So I'm thrilled Rick Perlstein took the opportunity to respond. And let me say, too, that though I sit on the left side of the spectrum -- and I know you do too -- one of the things I'm enjoying about "Nixonland" is not just your portrayal of Nixon's mastery of the politics of resentment, but also how you demonstrate that hubristic well-meaning liberals and narcissistic boomers (with plenty of overlap) gave him *lots* of material to work with. And still do: There's a reason the whole "latté-swilling Volvo-driving" image exists. And there's also a reason -- as you point out -- that this country suffers from Boomer fatigue.
That said, going back and reading that particular line with the context of your additional discussion here ... no. Sorry. Still rings kind of cheesy to these ears.
(To be fair, though, I'm pretty sure I've dropped silly song references into my writing on a number of occasions. And as an editor, I may once have had a standing bet with an intern that she couldn't legitimately work the term "House of Pain" into a story. So I really shouldn't be casting stones here.)

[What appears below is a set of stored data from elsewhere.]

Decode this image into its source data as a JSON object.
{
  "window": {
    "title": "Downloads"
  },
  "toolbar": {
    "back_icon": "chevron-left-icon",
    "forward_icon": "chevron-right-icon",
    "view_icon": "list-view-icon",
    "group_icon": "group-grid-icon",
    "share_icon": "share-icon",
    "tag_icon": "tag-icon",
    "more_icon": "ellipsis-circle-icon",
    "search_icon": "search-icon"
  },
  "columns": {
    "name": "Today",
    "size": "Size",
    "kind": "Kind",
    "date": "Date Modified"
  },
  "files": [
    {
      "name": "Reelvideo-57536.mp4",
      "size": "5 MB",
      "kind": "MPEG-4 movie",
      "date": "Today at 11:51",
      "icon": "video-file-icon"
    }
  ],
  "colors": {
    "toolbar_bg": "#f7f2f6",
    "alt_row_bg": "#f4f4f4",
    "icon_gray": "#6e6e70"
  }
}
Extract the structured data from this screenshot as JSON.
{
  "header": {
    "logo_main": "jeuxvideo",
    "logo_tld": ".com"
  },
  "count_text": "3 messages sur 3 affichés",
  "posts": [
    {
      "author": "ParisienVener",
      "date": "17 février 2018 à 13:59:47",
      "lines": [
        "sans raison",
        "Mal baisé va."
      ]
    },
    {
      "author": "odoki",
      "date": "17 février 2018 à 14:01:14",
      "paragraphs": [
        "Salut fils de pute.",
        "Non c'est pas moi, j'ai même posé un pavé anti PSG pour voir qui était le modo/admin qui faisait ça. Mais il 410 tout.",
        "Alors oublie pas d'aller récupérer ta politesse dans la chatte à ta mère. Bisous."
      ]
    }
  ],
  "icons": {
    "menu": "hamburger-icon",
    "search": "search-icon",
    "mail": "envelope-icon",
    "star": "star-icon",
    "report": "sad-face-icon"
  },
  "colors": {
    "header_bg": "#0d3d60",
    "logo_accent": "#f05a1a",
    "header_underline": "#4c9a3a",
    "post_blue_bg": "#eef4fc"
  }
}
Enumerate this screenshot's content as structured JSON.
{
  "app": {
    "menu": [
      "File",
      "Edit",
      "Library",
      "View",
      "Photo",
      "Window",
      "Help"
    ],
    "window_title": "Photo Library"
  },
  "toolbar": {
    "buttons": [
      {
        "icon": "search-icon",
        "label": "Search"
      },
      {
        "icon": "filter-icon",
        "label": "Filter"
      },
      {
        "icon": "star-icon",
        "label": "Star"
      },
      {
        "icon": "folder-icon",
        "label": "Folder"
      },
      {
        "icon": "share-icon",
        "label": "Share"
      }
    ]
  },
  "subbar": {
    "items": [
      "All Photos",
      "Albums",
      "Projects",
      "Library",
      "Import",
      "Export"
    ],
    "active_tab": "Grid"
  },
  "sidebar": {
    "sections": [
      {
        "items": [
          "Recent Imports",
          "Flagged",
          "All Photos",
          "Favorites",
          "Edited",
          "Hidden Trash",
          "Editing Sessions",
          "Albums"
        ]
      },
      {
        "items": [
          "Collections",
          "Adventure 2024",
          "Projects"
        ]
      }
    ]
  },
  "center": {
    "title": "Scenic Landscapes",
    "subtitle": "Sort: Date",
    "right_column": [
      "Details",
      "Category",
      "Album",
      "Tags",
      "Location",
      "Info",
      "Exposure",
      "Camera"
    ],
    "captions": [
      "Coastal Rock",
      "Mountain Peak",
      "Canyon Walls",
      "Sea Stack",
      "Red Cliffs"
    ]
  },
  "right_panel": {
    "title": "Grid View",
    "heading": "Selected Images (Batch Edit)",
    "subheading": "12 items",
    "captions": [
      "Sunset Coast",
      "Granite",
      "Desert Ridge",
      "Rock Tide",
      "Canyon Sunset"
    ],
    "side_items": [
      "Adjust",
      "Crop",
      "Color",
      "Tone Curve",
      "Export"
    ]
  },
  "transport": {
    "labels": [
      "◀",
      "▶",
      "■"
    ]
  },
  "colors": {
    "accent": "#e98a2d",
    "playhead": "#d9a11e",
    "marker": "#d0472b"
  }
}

But I sure hope that my half-assed comment about one line doesn't come -- in this wonderful blogging age of ours -- to stand as my judgement of the entire book. Because, as I said, I'm only halfway through. I've got a few days of reading and thinking to do before I can discuss the entire book with any remote sense of intelligence. And when that happens, I hope -- selfishly -- that you'll return.